On 20 April, François Mitterrand, President of France, and Helmut Kohl, Chancellor of Germany, urged Lithuania to temporarily suspend the independence restoration process and asked to negotiate with Moscow.
Western leaders generally feared destabilisation of the situation in the Soviet Union and wanted Gorbachev in office, as the West perceived him as a friendly ruler and a guarantor for democratic transition in Eastern Europe.
[61] The Landsbergis government initially insisted that the independence restoration act could not be subject to negotiations, while the Soviet side demanded that it be annulled before any discussion could occur.
[32] However, on German and French advice, when Prunskienė met with Gorbachev on 17 May, she announced that the independence restoration process could be suspended, which TASS, the Soviet state news agency, suggested was the minimum requirement for the negotiations to start.
Moreover, regular visits of the Lithuania's Prime Minister gradually led the Lithuanian leadership to believe that temporary suspension of the restoration act was inevitable to reduce tensions.
On 30 May, the Leningrad city council urged the central government to begin negotiations with the republic under blockade,[46] and Moldavian SSR voted to recognise the independence of Lithuania the following day.
[67] On 16 June, the Soviets increased the flow of gas from 15% to 30% of the level before the blockade and let some deliveries of raw materials in, which enabled partial reopening of some industrial plants, including Jonava's fertilizer facility.
[38] Oil deliveries were resumed by the evening of 30 June,[73] while on 2 July, the blockade was fully lifted,[37] which Nikolai Ryzhkov, Chairman of USSR's Council of Ministers, confirmed the following day.
[21] Lithuania's economy was tightly integrated in the USSR's and, while relatively developed, was still subordinated to the needs of the Soviet Union and was using little local input as a result.
[80] For example, Juozas Olekas, then-Health Minister of Lithuania, noted that the country lacked medical supplies, but managed to establish a good relationship with Denmark, thanks to which the shortage of vaccines for hospitals was largely alleviated.
[50] The government of Lithuania and local industries started to actively search for direct relations with the enterprises (which were not subject to embargo),[80] often engaging in barter trade with oil-rich republics (e.g. oil for butter or meat), such as the RSFSR and the Kazakh SSR.

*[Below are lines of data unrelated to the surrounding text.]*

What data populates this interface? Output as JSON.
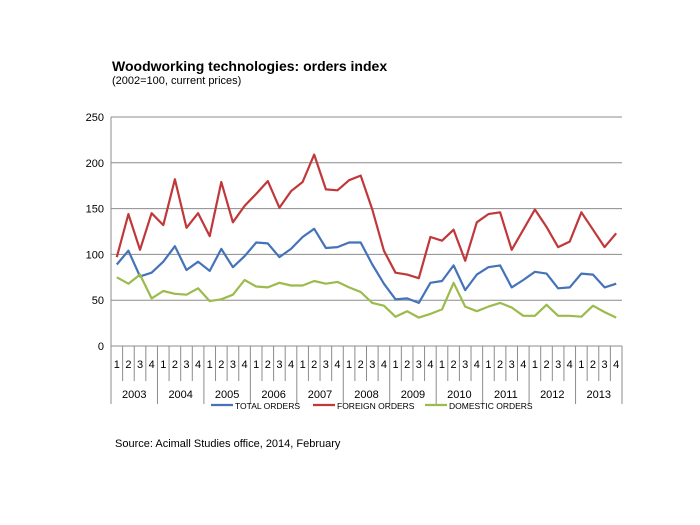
{
  "title": "Woodworking technologies: orders index",
  "subtitle": "(2002=100, current prices)",
  "source": "Source: Acimall Studies office, 2014, February",
  "chart_data": {
    "type": "line",
    "title": "Woodworking technologies: orders index",
    "subtitle": "(2002=100, current prices)",
    "xlabel": "",
    "ylabel": "",
    "ylim": [
      0,
      250
    ],
    "yticks": [
      "0",
      "50",
      "100",
      "150",
      "200",
      "250"
    ],
    "grid": true,
    "legend_position": "bottom",
    "quarter_labels": [
      "1",
      "2",
      "3",
      "4"
    ],
    "years": [
      "2003",
      "2004",
      "2005",
      "2006",
      "2007",
      "2008",
      "2009",
      "2010",
      "2011",
      "2012",
      "2013"
    ],
    "categories": [
      "2003 Q1",
      "2003 Q2",
      "2003 Q3",
      "2003 Q4",
      "2004 Q1",
      "2004 Q2",
      "2004 Q3",
      "2004 Q4",
      "2005 Q1",
      "2005 Q2",
      "2005 Q3",
      "2005 Q4",
      "2006 Q1",
      "2006 Q2",
      "2006 Q3",
      "2006 Q4",
      "2007 Q1",
      "2007 Q2",
      "2007 Q3",
      "2007 Q4",
      "2008 Q1",
      "2008 Q2",
      "2008 Q3",
      "2008 Q4",
      "2009 Q1",
      "2009 Q2",
      "2009 Q3",
      "2009 Q4",
      "2010 Q1",
      "2010 Q2",
      "2010 Q3",
      "2010 Q4",
      "2011 Q1",
      "2011 Q2",
      "2011 Q3",
      "2011 Q4",
      "2012 Q1",
      "2012 Q2",
      "2012 Q3",
      "2012 Q4",
      "2013 Q1",
      "2013 Q2",
      "2013 Q3",
      "2013 Q4"
    ],
    "series": [
      {
        "name": "TOTAL ORDERS",
        "color": "#4572b8",
        "values": [
          89,
          104,
          76,
          80,
          92,
          109,
          83,
          92,
          82,
          106,
          86,
          98,
          113,
          112,
          97,
          106,
          119,
          128,
          107,
          108,
          113,
          113,
          89,
          68,
          51,
          52,
          47,
          69,
          71,
          88,
          61,
          78,
          86,
          88,
          64,
          72,
          81,
          79,
          63,
          64,
          79,
          78,
          64,
          68
        ]
      },
      {
        "name": "FOREIGN ORDERS",
        "color": "#c0383a",
        "values": [
          97,
          144,
          105,
          145,
          132,
          182,
          129,
          145,
          120,
          179,
          135,
          153,
          166,
          180,
          151,
          169,
          179,
          209,
          171,
          170,
          181,
          186,
          149,
          104,
          80,
          78,
          74,
          119,
          115,
          127,
          93,
          135,
          144,
          146,
          105,
          127,
          149,
          130,
          108,
          114,
          146,
          127,
          108,
          123
        ]
      },
      {
        "name": "DOMESTIC ORDERS",
        "color": "#9bbb4c",
        "values": [
          75,
          68,
          78,
          52,
          60,
          57,
          56,
          63,
          49,
          51,
          56,
          72,
          65,
          64,
          69,
          66,
          66,
          71,
          68,
          70,
          64,
          59,
          47,
          44,
          32,
          38,
          31,
          35,
          40,
          69,
          43,
          38,
          43,
          47,
          42,
          33,
          33,
          45,
          33,
          33,
          32,
          44,
          37,
          31
        ]
      }
    ]
  }
}
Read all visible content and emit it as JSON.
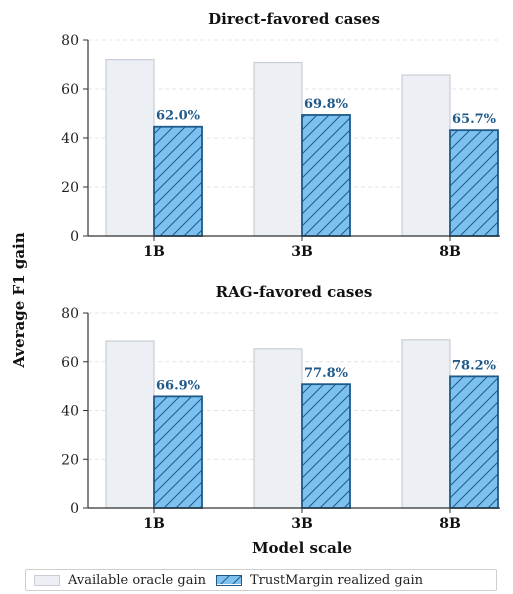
{
  "colors": {
    "oracle_fill": "#eceff3",
    "oracle_edge": "#c9ced6",
    "trust_fill": "#7cc1ef",
    "trust_edge": "#1f5a8a",
    "label_text": "#1f5a8a",
    "grid": "#dcdcdc"
  },
  "shared": {
    "ylabel": "Average F1 gain",
    "xlabel": "Model scale",
    "legend": {
      "oracle": "Available oracle gain",
      "trust": "TrustMargin realized gain"
    }
  },
  "chart_data": [
    {
      "type": "bar",
      "title": "Direct-favored cases",
      "categories": [
        "1B",
        "3B",
        "8B"
      ],
      "ylim": [
        0,
        80
      ],
      "yticks": [
        0,
        20,
        40,
        60,
        80
      ],
      "grid": true,
      "series": [
        {
          "name": "Available oracle gain",
          "values": [
            72.0,
            70.8,
            65.7
          ],
          "hatch": false
        },
        {
          "name": "TrustMargin realized gain",
          "values": [
            44.6,
            49.4,
            43.2
          ],
          "hatch": true
        }
      ],
      "annotations": [
        "62.0%",
        "69.8%",
        "65.7%"
      ]
    },
    {
      "type": "bar",
      "title": "RAG-favored cases",
      "categories": [
        "1B",
        "3B",
        "8B"
      ],
      "ylim": [
        0,
        80
      ],
      "yticks": [
        0,
        20,
        40,
        60,
        80
      ],
      "grid": true,
      "series": [
        {
          "name": "Available oracle gain",
          "values": [
            68.5,
            65.3,
            69.0
          ],
          "hatch": false
        },
        {
          "name": "TrustMargin realized gain",
          "values": [
            45.8,
            50.8,
            54.0
          ],
          "hatch": true
        }
      ],
      "annotations": [
        "66.9%",
        "77.8%",
        "78.2%"
      ]
    }
  ]
}
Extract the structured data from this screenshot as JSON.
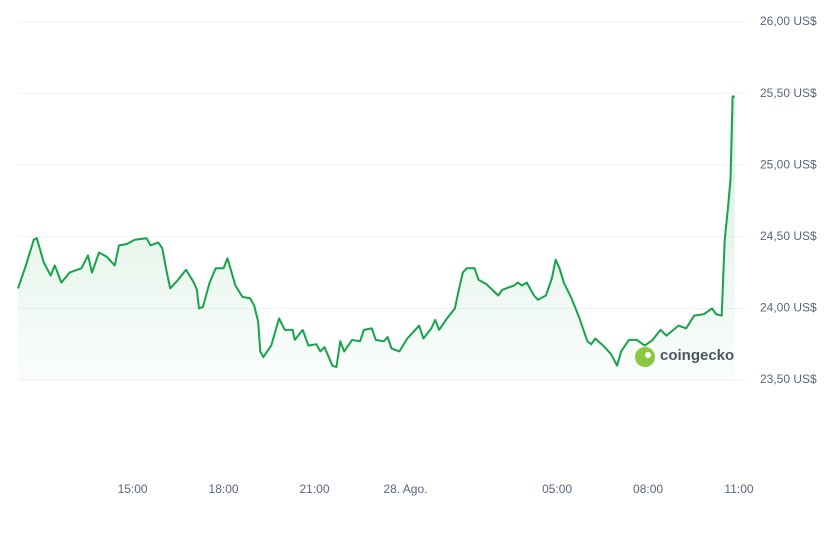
{
  "chart_data": {
    "type": "area",
    "watermark": "coingecko",
    "color": "#16a34a",
    "x": [
      11.22,
      11.48,
      11.74,
      11.84,
      12.07,
      12.3,
      12.43,
      12.65,
      12.92,
      13.31,
      13.53,
      13.66,
      13.89,
      14.15,
      14.41,
      14.55,
      14.81,
      15.07,
      15.46,
      15.59,
      15.85,
      15.98,
      16.11,
      16.24,
      16.5,
      16.76,
      17.02,
      17.12,
      17.19,
      17.32,
      17.54,
      17.74,
      18.0,
      18.13,
      18.39,
      18.62,
      18.88,
      19.01,
      19.14,
      19.21,
      19.31,
      19.57,
      19.83,
      20.02,
      20.28,
      20.35,
      20.61,
      20.8,
      21.06,
      21.19,
      21.33,
      21.59,
      21.72,
      21.85,
      21.98,
      22.24,
      22.5,
      22.63,
      22.89,
      23.02,
      23.28,
      23.41,
      23.54,
      23.8,
      24.06,
      24.32,
      24.45,
      24.59,
      24.85,
      24.98,
      25.11,
      25.37,
      25.63,
      25.76,
      25.89,
      26.02,
      26.28,
      26.41,
      26.67,
      27.06,
      27.19,
      27.58,
      27.71,
      27.84,
      28.0,
      28.24,
      28.37,
      28.63,
      28.83,
      28.95,
      29.08,
      29.22,
      29.48,
      29.74,
      30.0,
      30.13,
      30.26,
      30.52,
      30.78,
      30.98,
      31.11,
      31.37,
      31.63,
      31.89,
      32.15,
      32.41,
      32.61,
      33.0,
      33.26,
      33.52,
      33.85,
      34.11,
      34.24,
      34.43,
      34.53,
      34.63,
      34.72,
      34.79,
      34.86
    ],
    "values": [
      24.14,
      24.3,
      24.48,
      24.49,
      24.32,
      24.23,
      24.3,
      24.18,
      24.25,
      24.28,
      24.37,
      24.25,
      24.39,
      24.36,
      24.3,
      24.44,
      24.45,
      24.48,
      24.49,
      24.44,
      24.46,
      24.42,
      24.27,
      24.14,
      24.2,
      24.27,
      24.18,
      24.13,
      24.0,
      24.01,
      24.18,
      24.28,
      24.28,
      24.35,
      24.16,
      24.08,
      24.07,
      24.02,
      23.91,
      23.7,
      23.66,
      23.74,
      23.93,
      23.85,
      23.85,
      23.78,
      23.85,
      23.74,
      23.75,
      23.7,
      23.73,
      23.6,
      23.59,
      23.77,
      23.7,
      23.78,
      23.77,
      23.85,
      23.86,
      23.78,
      23.77,
      23.8,
      23.72,
      23.7,
      23.79,
      23.85,
      23.88,
      23.79,
      23.86,
      23.92,
      23.85,
      23.93,
      24.0,
      24.13,
      24.25,
      24.28,
      24.28,
      24.2,
      24.17,
      24.09,
      24.13,
      24.16,
      24.18,
      24.16,
      24.18,
      24.09,
      24.06,
      24.09,
      24.21,
      24.34,
      24.28,
      24.18,
      24.07,
      23.93,
      23.77,
      23.75,
      23.79,
      23.74,
      23.68,
      23.6,
      23.7,
      23.78,
      23.78,
      23.74,
      23.78,
      23.85,
      23.81,
      23.88,
      23.86,
      23.95,
      23.96,
      24.0,
      23.96,
      23.95,
      24.48,
      24.69,
      24.9,
      25.48,
      25.48
    ],
    "xlim": [
      11.22,
      35.0
    ],
    "ylim": [
      23.5,
      26
    ],
    "xticks": [
      {
        "value": 15,
        "label": "15:00"
      },
      {
        "value": 18,
        "label": "18:00"
      },
      {
        "value": 21,
        "label": "21:00"
      },
      {
        "value": 24,
        "label": "28. Ago."
      },
      {
        "value": 29,
        "label": "05:00"
      },
      {
        "value": 32,
        "label": "08:00"
      },
      {
        "value": 35,
        "label": "11:00"
      }
    ],
    "yticks": [
      {
        "value": 26,
        "label": "26,00 US$"
      },
      {
        "value": 25.5,
        "label": "25,50 US$"
      },
      {
        "value": 25,
        "label": "25,00 US$"
      },
      {
        "value": 24.5,
        "label": "24,50 US$"
      },
      {
        "value": 24,
        "label": "24,00 US$"
      },
      {
        "value": 23.5,
        "label": "23,50 US$"
      }
    ],
    "grid": true
  }
}
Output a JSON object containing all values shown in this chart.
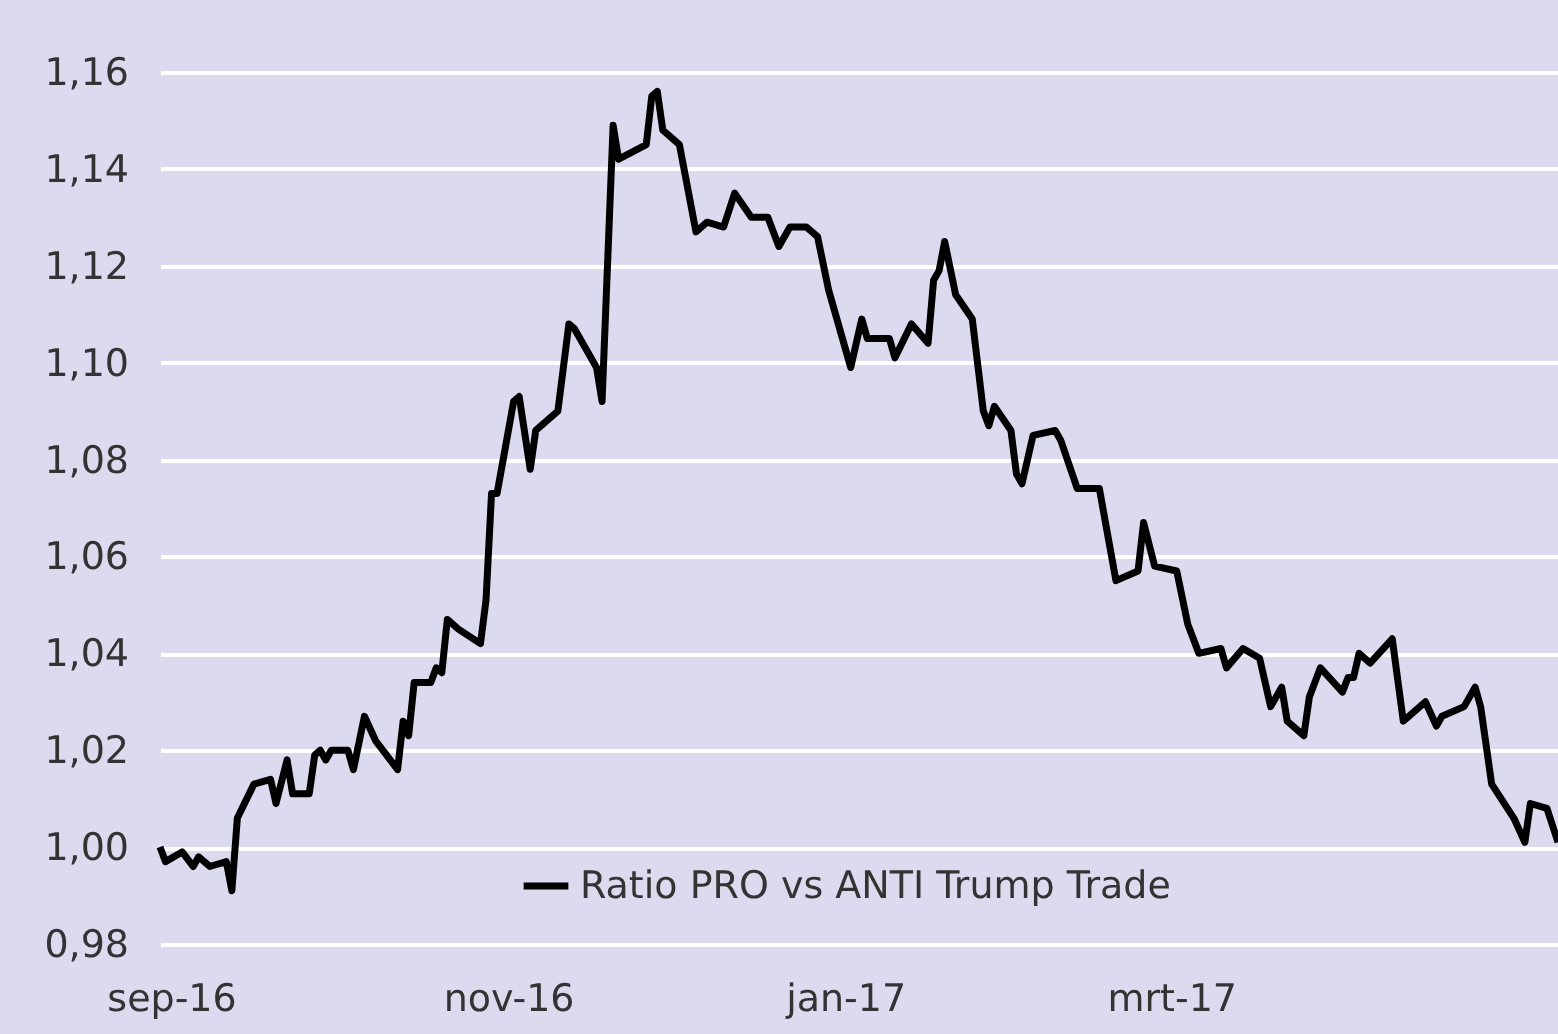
{
  "chart_data": {
    "type": "line",
    "x": [
      "2016-08-30",
      "2016-08-31",
      "2016-09-03",
      "2016-09-05",
      "2016-09-06",
      "2016-09-08",
      "2016-09-11",
      "2016-09-12",
      "2016-09-13",
      "2016-09-16",
      "2016-09-19",
      "2016-09-20",
      "2016-09-22",
      "2016-09-23",
      "2016-09-26",
      "2016-09-27",
      "2016-09-28",
      "2016-09-29",
      "2016-09-30",
      "2016-10-03",
      "2016-10-04",
      "2016-10-06",
      "2016-10-08",
      "2016-10-12",
      "2016-10-13",
      "2016-10-14",
      "2016-10-15",
      "2016-10-18",
      "2016-10-19",
      "2016-10-20",
      "2016-10-21",
      "2016-10-23",
      "2016-10-27",
      "2016-10-28",
      "2016-10-29",
      "2016-10-30",
      "2016-11-02",
      "2016-11-03",
      "2016-11-05",
      "2016-11-06",
      "2016-11-10",
      "2016-11-12",
      "2016-11-13",
      "2016-11-17",
      "2016-11-18",
      "2016-11-20",
      "2016-11-21",
      "2016-11-26",
      "2016-11-27",
      "2016-11-28",
      "2016-11-29",
      "2016-12-02",
      "2016-12-05",
      "2016-12-07",
      "2016-12-10",
      "2016-12-12",
      "2016-12-15",
      "2016-12-18",
      "2016-12-20",
      "2016-12-22",
      "2016-12-25",
      "2016-12-27",
      "2016-12-29",
      "2017-01-02",
      "2017-01-04",
      "2017-01-05",
      "2017-01-09",
      "2017-01-10",
      "2017-01-13",
      "2017-01-16",
      "2017-01-17",
      "2017-01-18",
      "2017-01-19",
      "2017-01-21",
      "2017-01-24",
      "2017-01-26",
      "2017-01-27",
      "2017-01-28",
      "2017-01-31",
      "2017-02-01",
      "2017-02-02",
      "2017-02-04",
      "2017-02-08",
      "2017-02-09",
      "2017-02-12",
      "2017-02-16",
      "2017-02-19",
      "2017-02-23",
      "2017-02-24",
      "2017-02-26",
      "2017-03-02",
      "2017-03-04",
      "2017-03-06",
      "2017-03-10",
      "2017-03-11",
      "2017-03-14",
      "2017-03-17",
      "2017-03-19",
      "2017-03-21",
      "2017-03-22",
      "2017-03-25",
      "2017-03-26",
      "2017-03-28",
      "2017-04-01",
      "2017-04-02",
      "2017-04-03",
      "2017-04-04",
      "2017-04-06",
      "2017-04-10",
      "2017-04-12",
      "2017-04-16",
      "2017-04-18",
      "2017-04-19",
      "2017-04-23",
      "2017-04-25",
      "2017-04-26",
      "2017-04-28",
      "2017-05-02",
      "2017-05-04",
      "2017-05-05",
      "2017-05-08",
      "2017-05-10"
    ],
    "series": [
      {
        "name": "Ratio PRO vs ANTI Trump Trade",
        "color": "#000000",
        "values": [
          1.0,
          0.997,
          0.999,
          0.996,
          0.998,
          0.996,
          0.997,
          0.991,
          1.006,
          1.013,
          1.014,
          1.009,
          1.018,
          1.011,
          1.011,
          1.019,
          1.02,
          1.018,
          1.02,
          1.02,
          1.016,
          1.027,
          1.022,
          1.016,
          1.026,
          1.023,
          1.034,
          1.034,
          1.037,
          1.036,
          1.047,
          1.045,
          1.042,
          1.051,
          1.073,
          1.073,
          1.092,
          1.093,
          1.078,
          1.086,
          1.09,
          1.108,
          1.107,
          1.099,
          1.092,
          1.149,
          1.142,
          1.145,
          1.155,
          1.156,
          1.148,
          1.145,
          1.127,
          1.129,
          1.128,
          1.135,
          1.13,
          1.13,
          1.124,
          1.128,
          1.128,
          1.126,
          1.115,
          1.099,
          1.109,
          1.105,
          1.105,
          1.101,
          1.108,
          1.104,
          1.117,
          1.119,
          1.125,
          1.114,
          1.109,
          1.09,
          1.087,
          1.091,
          1.086,
          1.077,
          1.075,
          1.085,
          1.086,
          1.084,
          1.074,
          1.074,
          1.055,
          1.057,
          1.067,
          1.058,
          1.057,
          1.046,
          1.04,
          1.041,
          1.037,
          1.041,
          1.039,
          1.029,
          1.033,
          1.026,
          1.023,
          1.031,
          1.037,
          1.032,
          1.035,
          1.035,
          1.04,
          1.038,
          1.043,
          1.026,
          1.03,
          1.025,
          1.027,
          1.029,
          1.033,
          1.029,
          1.013,
          1.006,
          1.001,
          1.009,
          1.008,
          1.001
        ]
      }
    ],
    "xlim": [
      "2016-08-30",
      "2017-05-10"
    ],
    "xticks": [
      {
        "value": "2016-09-01",
        "label": "sep-16"
      },
      {
        "value": "2016-11-01",
        "label": "nov-16"
      },
      {
        "value": "2017-01-01",
        "label": "jan-17"
      },
      {
        "value": "2017-03-01",
        "label": "mrt-17"
      }
    ],
    "ylim": [
      0.98,
      1.16
    ],
    "yticks": [
      {
        "value": 0.98,
        "label": "0,98"
      },
      {
        "value": 1.0,
        "label": "1,00"
      },
      {
        "value": 1.02,
        "label": "1,02"
      },
      {
        "value": 1.04,
        "label": "1,04"
      },
      {
        "value": 1.06,
        "label": "1,06"
      },
      {
        "value": 1.08,
        "label": "1,08"
      },
      {
        "value": 1.1,
        "label": "1,10"
      },
      {
        "value": 1.12,
        "label": "1,12"
      },
      {
        "value": 1.14,
        "label": "1,14"
      },
      {
        "value": 1.16,
        "label": "1,16"
      }
    ],
    "grid": "y",
    "legend": "bottom",
    "marker": "none",
    "line_style": "solid"
  }
}
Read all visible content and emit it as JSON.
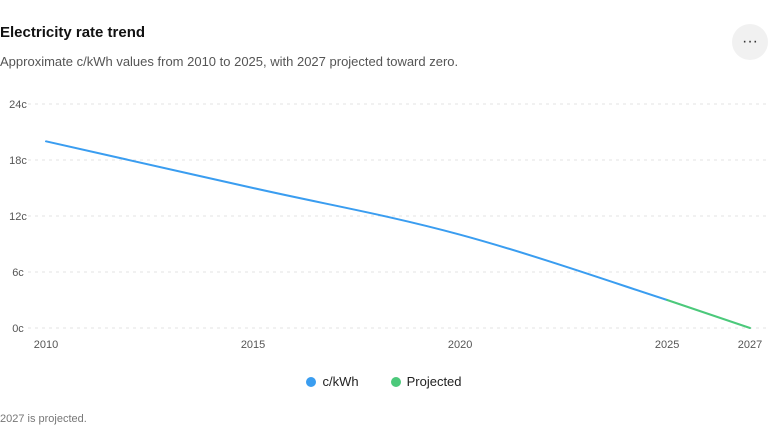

[81] The blockade's effects were also somewhat mitigated by smugglers operating on Lithuania's borders, as well as by the regiments of the Soviet Army stationing in the country, which were clandestinely selling the reserves of oil products they had in the garrisons.
[15][82] At the same time as the relations with the Soviet Union deteriorated, the conflict was brewing between the Lithuanian majority and the Polish minority in the south-eastern part of Lithuania and the Russians in Sniečkus, where the Ignalina Nuclear Power Plant was located.
[90] While the first attempts to introduce Polish self-government (or autonomy) started in late 1988 and early 1989, the movement gained significant momentum after the Act of 11 March, and its escalation happened during the blockade.
However, on 1 June, delegates from majority-Polish regions appealed to the Lithuanian government, not the Soviet Union, to create a self-governing entity, which they argued was the only way to ensure that the rights of Poles are respected.
Van Horne and Alfred Erich Senn suggest that Moscow helped the Polish regions weather the blockade[97][98] (though M. Gaškienė, a senior government official, wrote to Algimantas Gureckas that the blockade was applied uniformly across Lithuania),[25] while Anatol Lieven underlines that the Association of Poles in Lithuania actually supported independence, but faced stiff competition from Polish anti-independence candidates.